I once encountered a case where a chemical plant’s PLC control program did not handle temperature sensor failures. A loose sensor wire caused abnormal readings, and the system failed to issue an alarm and shut down in time, resulting in a small-scale material spoilage incident.

// Error example: Directly using sensor data without validity checks
IF Temp_Value > Max_Temp THEN
    Heating_Element := OFF;
END_IF;

// Correct example: Adding sensor fault detection
IF Sensor_Error THEN
    Heating_Element := OFF;
    Alarm := ON;
ELSIF Temp_Value > Max_Temp THEN
    Heating_Element := OFF;
END_IF;

Important Note: Any critical sensor data should undergo validity verification, including:

  • • Whether the value is within a reasonable range
  • • Whether the sensor communication is normal
  • • Whether the rate of value change conforms to physical laws

Risks of Missing Interlock Logic

Interlocking is the foundation of safety in industrial control systems. Just as a household electric water heater does not heat when there is no water, industrial equipment also requires strict interlock protection.

A steel plant’s annealing furnace once experienced overheating because it lacked interlock logic between the fan and heater, causing the heater to continue operating when the fan failed. The correct ladder diagram should be:

|--[Fan Running Feedback]--+--[Other Conditions]--( Heater Start )--|
                  |
                  +--[Fan Failure]----( Heater Emergency Stop )--|
                  |
                  +--[Fan Failure]----( Alarm Output )--|

Interlock Design Principles:

  • • Safety devices should usenormally closed contacts as condition inputs
  • • Critical interlocks should have at least two levels of protection (software + hardware)
  • • Interlock conditions should consider the startup and shutdown sequence of equipment

Missing Timeout Protection Mechanism

The most easily overlooked aspect in PLC programs istimeout protection. For example, a valve should normally open within 3 seconds; if feedback is not received after this time, it is likely that the valve is stuck or the feedback switch has failed.

// Timeout protection code example
IF Valve_Open_CMD AND NOT Valve_Open_Feedback THEN
    Timer_Valve.IN := TRUE;
ELSE
    Timer_Valve.IN := FALSE;
END_IF;

Timer_Valve(); // Timer function call

IF Timer_Valve.Q THEN // If the timer reaches the set value
    Valve_Fault := TRUE;
    Valve_Open_CMD := FALSE; // Safety handling: close control command
    Alarm_Code := 42; // Set specific fault code
END_IF;

In a water treatment project I participated in, adding such timeout protection prevented an overflow incident caused by actuator failure.

Defects in Emergency Stop Logic Design

Many PLC programs have overly simplistic emergency stop logic, merely cutting off the output. The correct emergency stop should be a complete process:

  1. 1. Immediately stop dangerous actions
  2. 2. Shut down related equipment in a predetermined safe order
  3. 3. Place the system in a safe state
  4. 4. Lock restart conditions until manually reset

For example, in an injection molding machine, the emergency stop should not directly cut power but should first stop injection, then lower the temperature, and finally cut power.

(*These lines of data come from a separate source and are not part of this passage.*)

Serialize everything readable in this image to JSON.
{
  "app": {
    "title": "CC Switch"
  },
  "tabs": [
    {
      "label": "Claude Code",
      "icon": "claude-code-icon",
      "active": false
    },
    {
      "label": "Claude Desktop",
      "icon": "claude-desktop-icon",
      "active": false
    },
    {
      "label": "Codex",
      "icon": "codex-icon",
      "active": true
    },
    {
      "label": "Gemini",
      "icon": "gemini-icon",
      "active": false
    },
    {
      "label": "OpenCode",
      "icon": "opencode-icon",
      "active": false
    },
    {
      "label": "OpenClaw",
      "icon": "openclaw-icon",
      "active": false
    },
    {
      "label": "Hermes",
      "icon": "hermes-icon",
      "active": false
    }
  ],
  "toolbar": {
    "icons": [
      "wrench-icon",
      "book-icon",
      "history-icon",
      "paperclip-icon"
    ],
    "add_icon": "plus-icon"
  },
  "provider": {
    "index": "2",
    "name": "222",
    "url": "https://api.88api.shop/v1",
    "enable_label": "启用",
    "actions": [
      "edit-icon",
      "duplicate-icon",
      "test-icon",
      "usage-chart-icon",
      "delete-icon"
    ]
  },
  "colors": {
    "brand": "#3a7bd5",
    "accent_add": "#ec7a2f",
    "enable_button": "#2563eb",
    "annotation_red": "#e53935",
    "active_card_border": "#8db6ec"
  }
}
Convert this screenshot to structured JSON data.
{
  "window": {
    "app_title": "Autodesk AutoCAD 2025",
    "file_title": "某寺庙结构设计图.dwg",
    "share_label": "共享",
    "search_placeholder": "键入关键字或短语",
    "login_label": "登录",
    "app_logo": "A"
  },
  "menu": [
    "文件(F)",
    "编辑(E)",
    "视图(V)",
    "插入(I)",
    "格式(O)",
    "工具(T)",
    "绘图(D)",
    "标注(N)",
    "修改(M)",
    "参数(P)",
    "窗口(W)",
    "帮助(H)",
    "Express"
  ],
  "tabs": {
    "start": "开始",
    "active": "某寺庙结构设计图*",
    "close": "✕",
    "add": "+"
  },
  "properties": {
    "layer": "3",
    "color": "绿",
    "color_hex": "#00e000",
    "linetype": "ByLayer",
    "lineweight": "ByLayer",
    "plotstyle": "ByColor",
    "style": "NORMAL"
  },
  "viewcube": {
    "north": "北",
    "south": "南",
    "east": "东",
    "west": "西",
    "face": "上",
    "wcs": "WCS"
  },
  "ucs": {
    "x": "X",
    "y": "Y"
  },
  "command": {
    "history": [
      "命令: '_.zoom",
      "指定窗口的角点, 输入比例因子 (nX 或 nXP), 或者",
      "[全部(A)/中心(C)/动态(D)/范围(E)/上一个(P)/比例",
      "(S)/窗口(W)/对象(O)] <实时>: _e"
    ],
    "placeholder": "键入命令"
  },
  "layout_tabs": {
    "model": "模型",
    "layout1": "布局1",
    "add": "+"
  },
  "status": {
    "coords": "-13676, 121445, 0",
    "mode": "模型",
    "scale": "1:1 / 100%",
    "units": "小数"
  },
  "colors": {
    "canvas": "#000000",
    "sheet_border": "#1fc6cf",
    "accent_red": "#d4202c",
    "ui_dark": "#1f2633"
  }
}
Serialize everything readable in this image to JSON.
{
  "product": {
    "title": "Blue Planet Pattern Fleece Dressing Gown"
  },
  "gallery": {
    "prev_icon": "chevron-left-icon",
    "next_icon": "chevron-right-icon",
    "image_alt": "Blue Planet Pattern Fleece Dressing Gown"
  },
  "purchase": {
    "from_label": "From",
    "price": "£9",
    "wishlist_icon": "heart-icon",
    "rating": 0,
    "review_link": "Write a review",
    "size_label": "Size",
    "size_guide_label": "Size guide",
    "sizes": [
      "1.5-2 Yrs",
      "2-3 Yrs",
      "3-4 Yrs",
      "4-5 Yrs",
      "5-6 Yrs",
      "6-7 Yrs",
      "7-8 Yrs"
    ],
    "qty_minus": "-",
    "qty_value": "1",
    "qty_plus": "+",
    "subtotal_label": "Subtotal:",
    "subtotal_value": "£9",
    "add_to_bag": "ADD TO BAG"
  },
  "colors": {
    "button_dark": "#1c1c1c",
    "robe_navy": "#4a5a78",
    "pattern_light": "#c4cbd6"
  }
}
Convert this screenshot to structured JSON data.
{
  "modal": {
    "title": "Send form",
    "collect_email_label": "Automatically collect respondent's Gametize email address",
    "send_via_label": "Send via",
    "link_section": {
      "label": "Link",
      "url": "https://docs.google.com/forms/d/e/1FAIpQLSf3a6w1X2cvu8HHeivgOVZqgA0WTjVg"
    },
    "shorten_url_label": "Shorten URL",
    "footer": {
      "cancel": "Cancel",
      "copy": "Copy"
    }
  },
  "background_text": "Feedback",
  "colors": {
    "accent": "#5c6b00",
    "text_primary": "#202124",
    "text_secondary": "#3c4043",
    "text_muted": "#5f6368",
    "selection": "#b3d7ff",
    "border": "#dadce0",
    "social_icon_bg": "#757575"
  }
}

Common Mistakes in Emergency Stops:

  • • Using regular I/O points instead of safety-rated I/O
  • • Not considering the default state of the system after power loss
  • • Ignoring mechanical inertia and residual energy

Inadequate Access Control

In a food factory, I once saw operators directly modifying critical parameters in the PLC, such as sterilization temperature and time. This is extremely dangerous! The correct approach is:

// Hierarchical access control example
IF User_Level >= SUPERVISOR_LEVEL THEN
    Allow_Parameter_Change := TRUE;
ELSE
    Allow_Parameter_Change := FALSE;
    IF Parameter_Change_Request THEN
        Access_Denied_Alarm := TRUE;
    END_IF;
END_IF;

Safety Recommendations:

  • • Set at least three levels of access: operator, administrator, and maintenance personnel
  • • Changes to critical parameters should have an audit mechanism
  • • All parameter changes should be logged

Insufficient Cybersecurity Protection

Modern PLCs mostly support network communication, which brings new security threats. I have seen many factories’ PLCs directly connected to office networks, even the internet, without any isolation measures.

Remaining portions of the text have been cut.